FS : Et bien, ça met la pression. Pour tout te dire, quand on a eu la licence, je me suis empressé (tant que faire se peut) de regarder la série. Parce que justement il ne fallait pas d’incohérence avec le thème sinon les fans allaient nous tomber dessus. Mais à la base on est des joueurs, pas des commerciaux, alors le but premier c’était quand même d’avoir un jeu cool qu’on se régalerait à jouer et à faire découvrir. Mais d’un autre côté, il ne fallait pas faire ni trop complexe ni trop original de peur de perdre la base de fans pas trop joueurs. Bref, pas évident. Le plus compliqué a été de changer la dynamique du jeu pour le transformer d’un jeu compétitif pur à un jeu collaboratif, du presque coopératif, mais chacun pour sa gueule en gros… comme dans l’anime ! Et puis maintenant, je me refais l’intégrale de la série pour la sortie, mais ça c’est juste parce que j’aime beaucoup, et que ça fait plaisir d’en parler avec les fans !
JB : Par contre passé la pression, je trouve que le développement s’est plutôt très bien passé en fait. Oui il y avait la volonté de coller au plus près à l’animé mais le matériel de base de notre jeu s’y prêtait déjà très bien. Pour rappel on avait un jeu sur le far-west avec des shérifs qui attrapaient des hors-la-loi en allant de lieu en lieu, donc les similitudes étaient déjà bien présentes. Après, il a fallu bien entendu adapter le tout, comme par exemple Ed, qui n’utilise pas de flingue, ou le fait que les personnages ne soient pas si concurrents que ça.
Djinn42 : Tom Lehmann (auteur de Race for the Galaxy, avec qui je me suis entretenu il y a quelques temps) a travaillé avec Matt Leacock sur des extensions pour Pandémie. Il expliquait que Matt avait retiré certains rôles du jeu de base car introduisant des règles spéciales ou modifiant des règles existantes. Est-ce qu’on peut s’attendre à voir une extension pour Cowboy Bebop un jour, avec des éléments jugés trop compliqués pour la boîte de base ?
JB : Est-ce qu’on peut s’attendre à une extension ? Oui certainement.
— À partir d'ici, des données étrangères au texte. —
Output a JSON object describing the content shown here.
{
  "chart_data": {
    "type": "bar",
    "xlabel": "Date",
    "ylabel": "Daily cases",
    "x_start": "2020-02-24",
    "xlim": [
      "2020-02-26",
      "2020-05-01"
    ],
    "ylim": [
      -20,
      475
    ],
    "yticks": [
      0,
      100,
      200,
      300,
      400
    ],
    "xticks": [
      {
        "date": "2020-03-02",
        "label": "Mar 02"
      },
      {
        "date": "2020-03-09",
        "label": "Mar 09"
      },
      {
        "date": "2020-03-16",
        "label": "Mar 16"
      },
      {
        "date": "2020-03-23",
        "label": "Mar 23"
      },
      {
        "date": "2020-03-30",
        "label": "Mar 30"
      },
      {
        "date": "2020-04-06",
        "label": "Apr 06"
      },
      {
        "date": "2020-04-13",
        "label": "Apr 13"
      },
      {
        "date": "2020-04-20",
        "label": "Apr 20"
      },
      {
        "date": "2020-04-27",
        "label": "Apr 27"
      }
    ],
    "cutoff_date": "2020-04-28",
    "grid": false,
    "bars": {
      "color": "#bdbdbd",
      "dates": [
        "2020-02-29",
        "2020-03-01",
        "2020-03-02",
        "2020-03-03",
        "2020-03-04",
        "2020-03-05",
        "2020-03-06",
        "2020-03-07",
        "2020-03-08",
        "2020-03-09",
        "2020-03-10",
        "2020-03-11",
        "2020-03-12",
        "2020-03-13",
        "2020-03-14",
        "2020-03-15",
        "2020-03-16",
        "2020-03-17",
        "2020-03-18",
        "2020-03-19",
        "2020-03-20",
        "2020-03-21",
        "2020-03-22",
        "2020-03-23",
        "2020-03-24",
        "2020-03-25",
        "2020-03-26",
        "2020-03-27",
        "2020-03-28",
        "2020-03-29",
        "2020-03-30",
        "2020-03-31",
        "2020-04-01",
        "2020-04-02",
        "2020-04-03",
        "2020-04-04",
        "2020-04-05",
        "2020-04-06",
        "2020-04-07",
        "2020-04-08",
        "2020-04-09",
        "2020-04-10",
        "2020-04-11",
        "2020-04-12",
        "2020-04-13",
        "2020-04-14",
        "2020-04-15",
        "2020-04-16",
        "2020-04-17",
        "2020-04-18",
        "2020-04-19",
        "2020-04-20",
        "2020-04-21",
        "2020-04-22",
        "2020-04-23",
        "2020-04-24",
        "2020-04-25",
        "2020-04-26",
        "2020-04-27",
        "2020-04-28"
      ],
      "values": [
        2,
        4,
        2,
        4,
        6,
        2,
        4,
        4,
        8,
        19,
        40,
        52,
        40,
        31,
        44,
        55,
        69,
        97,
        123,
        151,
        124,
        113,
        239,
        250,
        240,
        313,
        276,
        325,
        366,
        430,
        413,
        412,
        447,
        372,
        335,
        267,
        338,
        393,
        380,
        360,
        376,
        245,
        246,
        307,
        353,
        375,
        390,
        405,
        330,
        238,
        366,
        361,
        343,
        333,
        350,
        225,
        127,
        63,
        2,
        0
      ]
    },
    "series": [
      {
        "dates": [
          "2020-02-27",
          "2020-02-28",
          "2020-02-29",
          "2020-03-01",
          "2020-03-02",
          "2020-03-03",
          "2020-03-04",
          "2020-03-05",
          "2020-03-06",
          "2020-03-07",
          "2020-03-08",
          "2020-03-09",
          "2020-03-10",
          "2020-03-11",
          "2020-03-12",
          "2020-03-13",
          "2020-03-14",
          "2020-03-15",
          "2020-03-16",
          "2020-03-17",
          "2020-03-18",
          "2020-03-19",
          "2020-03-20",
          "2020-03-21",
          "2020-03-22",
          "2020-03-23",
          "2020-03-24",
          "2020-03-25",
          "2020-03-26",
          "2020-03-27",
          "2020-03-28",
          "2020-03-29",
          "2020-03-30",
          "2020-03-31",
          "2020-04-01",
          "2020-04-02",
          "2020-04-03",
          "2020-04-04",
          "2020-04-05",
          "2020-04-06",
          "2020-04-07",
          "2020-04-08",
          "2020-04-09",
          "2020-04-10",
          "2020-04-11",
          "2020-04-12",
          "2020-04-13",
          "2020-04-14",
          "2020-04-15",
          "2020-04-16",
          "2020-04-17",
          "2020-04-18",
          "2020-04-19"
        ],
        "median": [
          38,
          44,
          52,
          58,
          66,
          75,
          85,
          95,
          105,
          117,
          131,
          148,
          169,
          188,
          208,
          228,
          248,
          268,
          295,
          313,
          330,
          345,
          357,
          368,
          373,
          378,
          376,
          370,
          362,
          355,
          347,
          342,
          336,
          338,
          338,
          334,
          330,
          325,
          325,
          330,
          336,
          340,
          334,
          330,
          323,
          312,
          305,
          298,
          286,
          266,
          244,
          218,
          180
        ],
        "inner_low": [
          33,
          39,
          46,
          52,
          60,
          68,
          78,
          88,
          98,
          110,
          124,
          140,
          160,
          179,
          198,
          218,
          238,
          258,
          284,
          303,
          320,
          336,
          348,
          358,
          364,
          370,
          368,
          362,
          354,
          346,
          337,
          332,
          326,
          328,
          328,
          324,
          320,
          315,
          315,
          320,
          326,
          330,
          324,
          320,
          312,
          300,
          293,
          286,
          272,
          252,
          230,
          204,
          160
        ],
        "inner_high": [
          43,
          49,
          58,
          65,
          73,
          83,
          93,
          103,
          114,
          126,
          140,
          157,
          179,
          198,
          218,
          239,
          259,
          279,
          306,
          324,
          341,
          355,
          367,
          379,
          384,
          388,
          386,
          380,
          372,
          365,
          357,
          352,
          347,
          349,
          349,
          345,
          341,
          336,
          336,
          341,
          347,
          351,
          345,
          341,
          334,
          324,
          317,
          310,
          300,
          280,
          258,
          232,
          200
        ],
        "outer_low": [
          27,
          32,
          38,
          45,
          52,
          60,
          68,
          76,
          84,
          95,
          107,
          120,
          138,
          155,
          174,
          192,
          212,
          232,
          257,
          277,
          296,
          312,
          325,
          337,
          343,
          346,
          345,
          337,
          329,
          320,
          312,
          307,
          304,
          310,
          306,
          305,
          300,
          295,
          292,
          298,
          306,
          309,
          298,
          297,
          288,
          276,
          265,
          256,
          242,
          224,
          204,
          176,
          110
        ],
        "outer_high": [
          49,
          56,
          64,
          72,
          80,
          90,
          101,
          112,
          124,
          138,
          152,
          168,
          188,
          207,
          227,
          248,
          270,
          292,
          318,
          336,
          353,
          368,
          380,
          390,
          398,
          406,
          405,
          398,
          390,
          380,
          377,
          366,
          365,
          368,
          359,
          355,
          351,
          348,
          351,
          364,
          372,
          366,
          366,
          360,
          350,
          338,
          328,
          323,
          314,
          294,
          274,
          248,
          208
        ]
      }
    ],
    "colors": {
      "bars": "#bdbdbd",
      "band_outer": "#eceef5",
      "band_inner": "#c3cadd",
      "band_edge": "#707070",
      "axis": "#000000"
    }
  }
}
Après, il est encore trop tôt pour savoir si on va enlever des choses du jeu de base, je rappelle que le jeu n’est sorti qu’il y a un mois. D’ailleurs Flo, il faut que je t’appelle, là. Personnellement, quand il s’agit d’une extension, j’aime beaucoup introduire de nouveaux mécanismes et pas remplacer des anciens par des nouveaux mais ça ne dépend pas que de moi.
FS : J’ai le même avis que Johan sur les extensions. Pour moi il ne s’agit pas seulement de rajouter des cartes au deckbuilding (dans notre cas) mais bien de nouveaux aspects au jeu, de nouvelles stratégies. On a quelques idées dans ce sens…
Djinn42 : Ce qu’il expliquait, c’est que pendant la conception, Matt retirait d’emblée des rôles qui modifiaient les règles de base ou les remplaçaient. Une fois le jeu de base sorti, ces personnages arrivent dans une extension. Les joueurs ont pu apprivoiser le jeu et sont plus à l’aise pour contrevenir aux règles d’origine. Ma question était de savoir si vous avez mis de côté des idées de cartes et de règles pendant la conception du jeu pour un plus tard éventuel.
JB : Par rapport au proto signé, c’est même des mécanismes entiers qui ont été mis de côté pour coller à la série, je pense par exemple aux cartes Dynamite qui permettaient de toucher hors-la-loi et joueurs sur un lieu, sans soi-même y être (difficile maintenant que les lieux sont des planètes). A voir si sous une forme modifiée, cela pourrait revenir dans une extension. Mais, comme je l’ai dit, c’est encore trop tôt. Ce qu’on sait, c’est qu’on a vraiment la volonté de rajouter des choses, des nouvelles mécaniques et non pas de remplacer.
FS : Tout pareil que Johan, sur ce coup-là. On va essayer de rajouter des mécaniques pour que les sensations de jeu évoluent, tout en restant dans l’univers de l’anime.
Djinn42 : Pour revenir à vous deux, vous avez déjà collaboré et continuez de le faire. Comment s’organisent les séances de travail ?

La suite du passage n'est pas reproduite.